By Chris Adams
Not all wasted food is equal.
And not all consumers realize they are wasting food.
Those are two of the primary lessons from JoAnne Berkenkamp, an expert on food waste with the Natural Resources Defense Council, an environmental advocacy organization.
In a session with National Press Foundation fellows, Berkenkamp detailed the often-shocking extent of food waste – from the fact that 40 percent of food goes uneaten (a number that jumps to 52 percent for fruits and vegetables) to the fact that the average American family spends $1,500 on food they throw away each year.
Berkenkamp described some of the reasons for those numbers, including the monstrous portions served in many restaurants to confusion among American shoppers about what the date labels on food mean. Hint: They generally don’t mean the food needs to be pitched; rather, it’s often a sign of peak freshness, even though the food might still be perfectly edible.

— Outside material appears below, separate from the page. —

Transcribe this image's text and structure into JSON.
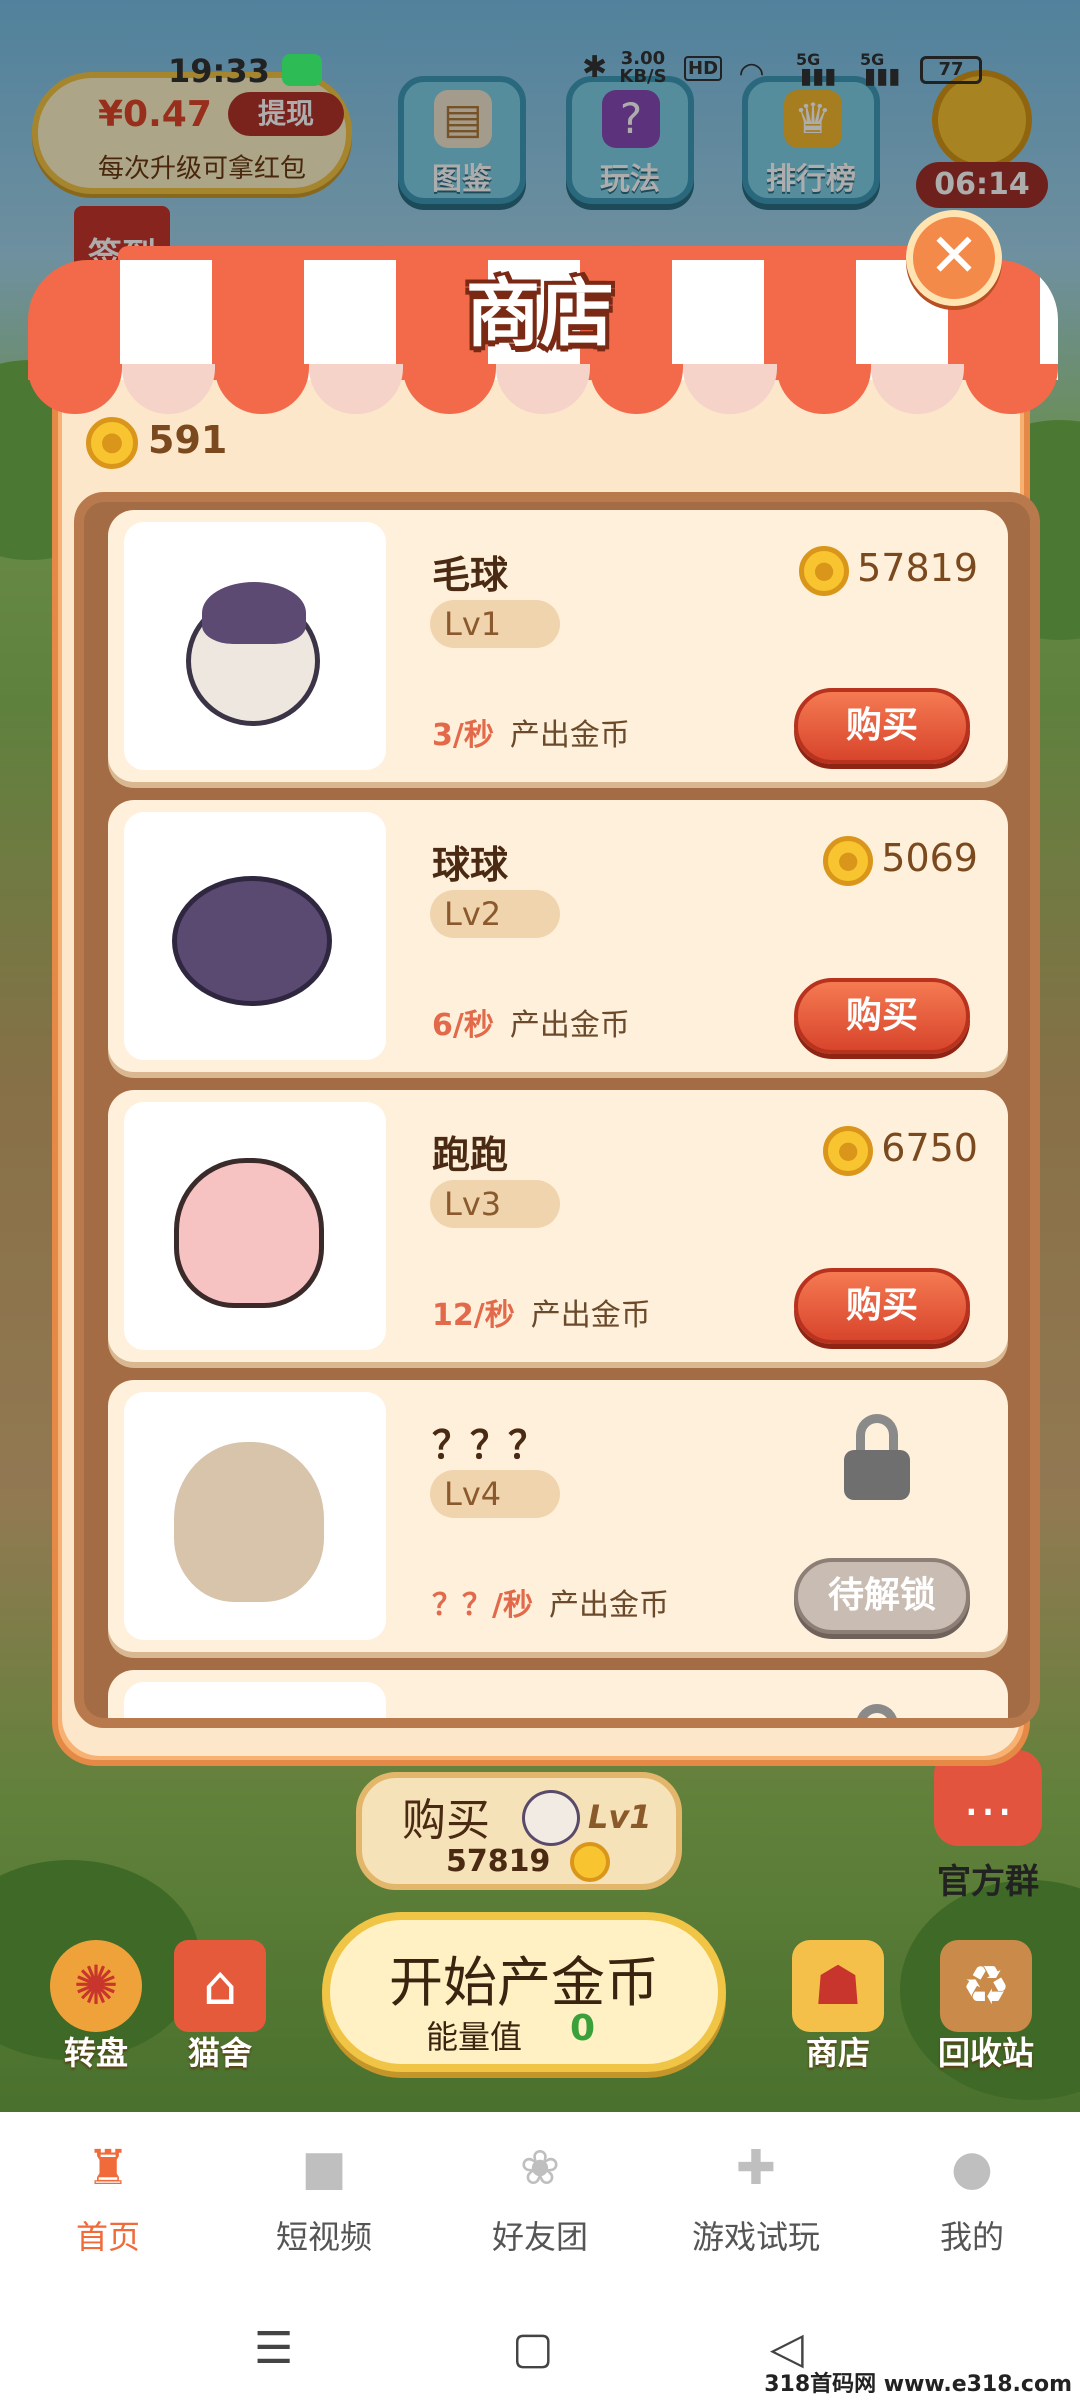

One study by retailer Walmart found that its private label goods used more than 40 versions of "use by," "sell by" or "best by"; the chain is working to standardize the labels, hoping to reduce consumer confusion.
Berkenkamp also broke down food waste using a metric of shower minutes. Waste a beer and it’s the equivalent of four minutes in the shower; waste a pound of beef and it’s the equivalent of six hours in the suds (since raising cattle is water and resource-intense).
Given that three-quarters of Americans think they waste less than the average – a mathematical impossibility – Berkenkamp is somewhat optimistic that the U.S. can get a handle on the issue. But people first need to understand the extent of the problem.
“Can food waste be curtailed?” she asked. “I would say the resounding answer is yes.”